Alleged bloated register is not authentic - Afari-Djan

Dr. Kwadwo Afari-Djan, Chairman of the Electoral Commission (EC), on Tuesday said the document purported to contain massive increases of eligible voters in Ashanti Region between 2004 and 2006 was not authentic.

"The fact of the matter is that those huge figures being circulated are not authentic and I have given the correct figure to all representatives of the parties," Dr. Afari-Djan told the media after an Inter-Party Advisory Committee (IPAC) meeting held in Accra. The meeting convened to discuss the upcoming voter ID card replacement and the replacement of lost voter ID cards and reopening of the voters' register was attended by representatives of all political parties with no journalists in attendance.

Explaining issues discussed at the meeting, Dr Afari-Djan said participants were briefed about EC's programmes for the year and participants sought clarifications.

He said participants expressed concern over the alleged bloated register but the EC produced and gave them the authentic figure of six per cent increase in the Ashanti Region instead of the alleged 113 per cent within the specified years.

The Chairman said he did not know how the wrong document got into the hands of the National Democratic Congress (NDC) and who issued that document to them even though he was aware that the NDC had earlier requested for the register.

Asked if the wrong document being circulated had not dented the image of the EC, Dr Afari-Djan responded that the Commission had not done anything wrong.

"The figures we have given them are authentic and any right thinking person would accept that.
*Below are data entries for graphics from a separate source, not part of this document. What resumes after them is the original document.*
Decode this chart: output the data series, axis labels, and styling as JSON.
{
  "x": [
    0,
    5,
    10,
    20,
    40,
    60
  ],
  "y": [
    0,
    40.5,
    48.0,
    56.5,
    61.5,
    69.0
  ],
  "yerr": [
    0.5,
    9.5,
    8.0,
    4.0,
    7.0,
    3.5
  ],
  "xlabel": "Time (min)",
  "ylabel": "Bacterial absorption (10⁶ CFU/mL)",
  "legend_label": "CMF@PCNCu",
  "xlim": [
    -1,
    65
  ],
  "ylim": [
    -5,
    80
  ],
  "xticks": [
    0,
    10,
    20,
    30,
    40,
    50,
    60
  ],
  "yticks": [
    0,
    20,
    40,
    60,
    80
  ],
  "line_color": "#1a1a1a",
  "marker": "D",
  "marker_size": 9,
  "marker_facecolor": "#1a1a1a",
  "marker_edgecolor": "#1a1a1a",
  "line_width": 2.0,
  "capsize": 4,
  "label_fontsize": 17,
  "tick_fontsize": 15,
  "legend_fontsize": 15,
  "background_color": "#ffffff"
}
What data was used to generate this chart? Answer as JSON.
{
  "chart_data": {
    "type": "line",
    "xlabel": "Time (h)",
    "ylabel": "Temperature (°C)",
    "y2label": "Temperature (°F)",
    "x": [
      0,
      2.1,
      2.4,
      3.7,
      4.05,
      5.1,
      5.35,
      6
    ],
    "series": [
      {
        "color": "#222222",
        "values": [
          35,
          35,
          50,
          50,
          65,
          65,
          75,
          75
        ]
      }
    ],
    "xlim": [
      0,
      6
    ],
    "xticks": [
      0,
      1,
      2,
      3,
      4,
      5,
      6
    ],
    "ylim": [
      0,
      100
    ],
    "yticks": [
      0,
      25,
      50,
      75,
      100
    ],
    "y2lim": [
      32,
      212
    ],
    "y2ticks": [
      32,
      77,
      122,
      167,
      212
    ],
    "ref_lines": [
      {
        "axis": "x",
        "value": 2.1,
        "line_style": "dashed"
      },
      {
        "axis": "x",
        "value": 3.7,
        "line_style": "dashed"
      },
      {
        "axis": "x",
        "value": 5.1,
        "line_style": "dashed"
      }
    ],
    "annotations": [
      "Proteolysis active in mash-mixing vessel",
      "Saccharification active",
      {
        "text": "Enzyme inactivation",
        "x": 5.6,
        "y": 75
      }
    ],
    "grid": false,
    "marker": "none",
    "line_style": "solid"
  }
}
We, however, will investigate the issue as agreed at the IPAC meeting and find out what went wrong, who gave out CD Rom and punish anyone found culpable."

Mr Peter Mac-Manu, Chairman of the New Patriotic Party, described that document as falsehood which people were peddling about the EC to demoralize and tarnish its image, "so that when the EC announces any election results which are not in their favour, they will (rubbish) it".

He therefore urged the EC to clear its image by making every effort to unravel how that conflicting figure got into the public domain. Mr Johnson Asiedu-Nketia, General Secretary of the NDC said his party got information on the bloated figure from the EC on a CD Rom after writing officially to the Commission.

"But now that EC is saying the content on the CD Rom was not its document, we all agree that an investigation be conducted to ascertain the truth or otherwise," Mr Nketia said.